Au final, la communauté d’agglomération de Plaine centrale est créée en décembre 2000 et Chennevières appartient toujours aux Hauts-Val-de-Marne. Cet exemple souligne le rôle joué par le préfet dans la création des EPCI, qui peut être à l’initiative des regroupements intercommunaux. Il témoigne aussi du fait que, derrière l’évidence de la carte des EPCI, certaines communes n’adhèrent qu’à contrecœur au projet communautaire. Enfin, cet exemple illustre certaines limites de la pertinence territoriale des périmètres de l’intercommunalité que l’on pourrait avoir tendance à considérer comme allant de soi.

L’inachèvement et la jeunesse de la couverture en EPCI en Ile-de-France est un fait connu, les raisons en sont également bien identifiées (OFFNER J.-M., POUPLET M., 2001 ; MINISTERE DE L’INTERIEUR, 2004). Parmi elles, on peut rappeler le poids démographique de certaines communes de la proche couronne, qui relativise les perspectives d’économie d’échelle habituellement attribuées à l’intercommunalité. De plus, en Ile-de- France, un certain nombre de services publics souvent à l’origine des initiatives de regroupement, se trouvent déjà pris en charge par des syndicats définis à un échelon régional. Enfin, l’étalement de l’agglomération et les très fortes densités configurent des relations entre les lieux, sensiblement éloignées du schéma traditionnel qui laisse apparaître un centre polarisant un ensemble de communes alentour. Enfin, comme ailleurs cette fois, les

divergences politiques locales paraissent parfois insurmontables, quel que soit le volontarisme et les incitations de l’Etat ou des autres collectivités territoriales.

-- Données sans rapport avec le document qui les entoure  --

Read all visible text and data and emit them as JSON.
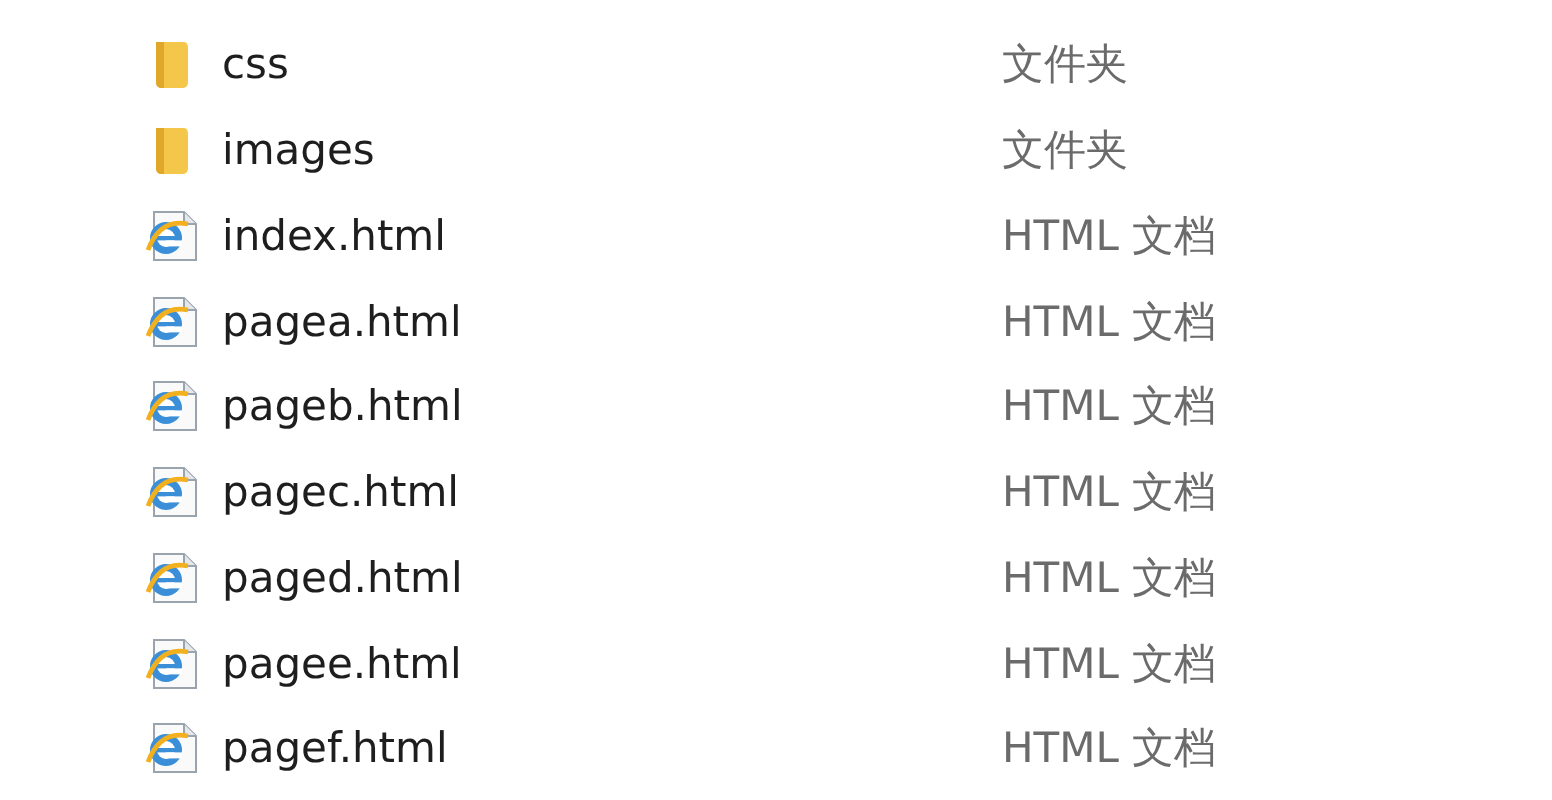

Il n’en reste pas moins que l’intercommunalité est désormais une réalité en Ile-de-France, qu’elle concerne 674 communes en 2004 (soit plus de la moitié) et quatre millions d’habitants (soit près d’un habitant sur deux – hors Paris). Ces structures se créent dans un contexte politique, administratif et social qui contribue à déterminer leur tracé. Les découpages politico-administratifs préexistants à cette « révolution » territoriale, quoique « tranquille », font partie de ce contexte, au premier rang desquels figure le découpage cantonal, de même niveau que celui des intercommunalités. Pour la question qui nous intéresse, il est indispensable d’apprécier la nouveauté des contours de ces territoires par rapport au découpage traditionnel des cantons.